The same year major U.S. cities significantly reduced police funding, Democrat governors and city officials shelled out millions for their own safety.
An audit from OpenTheBooks.com, a watchdog organization dedicated to track “Every Dime, Online, in Real Time,” shows that security for public officials in many of these cities cost taxpayers millions of dollar per year.
“In 25 major U.S. cities across the country, officials have already cut — or proposed cutting — funds from police budgets,” Forbes reports. “In as many as 20 of those same cities, mayors and other city officials enjoy the personal protection of a dedicated police security detail.”
The price tag to protect “unnamed city officials” in Chicago hit a record high in 2020: $3.4 million for 22 officers. The same year, 400 police officer positions were cut from the force despite Mayor Lori Lightfoot’s stated belief that police officers are “not the enemy.”
In San Francisco, Mayor London Breed announced a plan to pull $120 million from law enforcement budgets over a two-year period. Concurrently, the city dropped $2.6 million in 2020 to protect Breed.
Meanwhile, in Baltimore, the cost Mayor Brendon Scott’s safety ran just under $2 million, including six officers and a sergeant. The same year, the city council voted to eliminate $22 million from the police’s annual budget.
The city of San Diego set aside $2.6 million in its 2021 budget for 12 full time officers to aid in protecting Mayor Todd Gloria, the city council during meetings, and other city administration building security.
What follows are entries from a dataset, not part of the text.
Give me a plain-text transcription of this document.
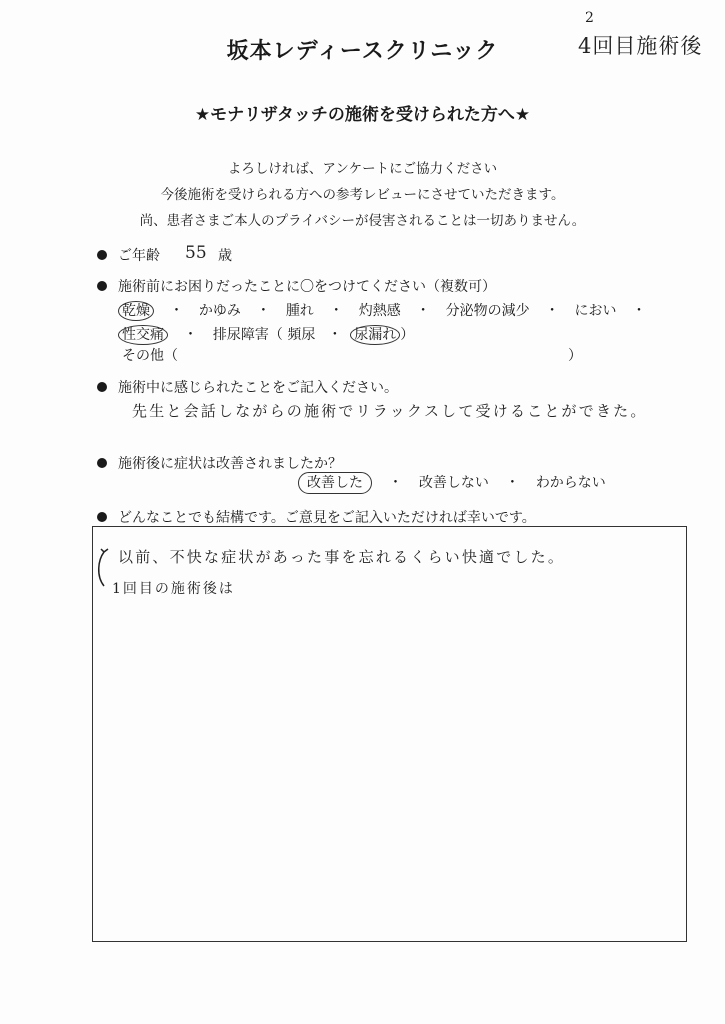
2
4回目施術後
坂本レディースクリニック
★モナリザタッチの施術を受けられた方へ★
よろしければ、アンケートにご協力ください
今後施術を受けられる方への参考レビューにさせていただきます。
尚、患者さまご本人のプライバシーが侵害されることは一切ありません。
ご年齢 55 歳
施術前にお困りだったことに〇をつけてください（複数可）
乾燥 ・ かゆみ ・ 腫れ ・ 灼熱感 ・ 分泌物の減少 ・ におい ・
性交痛 ・ 排尿障害（ 頻尿 ・ 尿漏れ ）
その他（	）
施術中に感じられたことをご記入ください。
先生と会話しながらの施術でリラックスして受けることができた。
施術後に症状は改善されましたか？
改善した ・ 改善しない ・ わからない
どんなことでも結構です。ご意見をご記入いただければ幸いです。
以前、不快な症状があった事を忘れるくらい快適でした。
1回目の施術後は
Even so, Gloria’s budget called for a $4.3 million cut in police overtime funds.
In New York City, $1 billion was chopped out of the $6 billion police budget for 2021. While the NYPD has not yet replied to Open The Books’ request for spending details, the New York Post reported Mayor Bill de Blasio allocated $358,000 of public funds for security detail during his short-lived presidential bid in 2020.
“We recognize that the City must move away from failed racist policing [policies] of the past,” New York City Councilmember and chair of the Finance Committee Daniel Dromm said at the time. “This budget significantly scales back funding for law enforcement at [a] time when crime is at an all-time low and redirects those dollars towards services that uplift our communities during this time of great hardship.”
Forbes noted that the day of Dromm’s statement, there was a 130% increase in the number of shooting incidents compared to the year before. Also, murders were up 30%, burglaries were up 118%, and auto thefts had risen 51%, according to NYPD crime stats.
Though Adam Andrzejewski, CEO and founder of Open The Books, requested comments from mayors in Chicago, New York, Baltimore, and San Diego, none were received.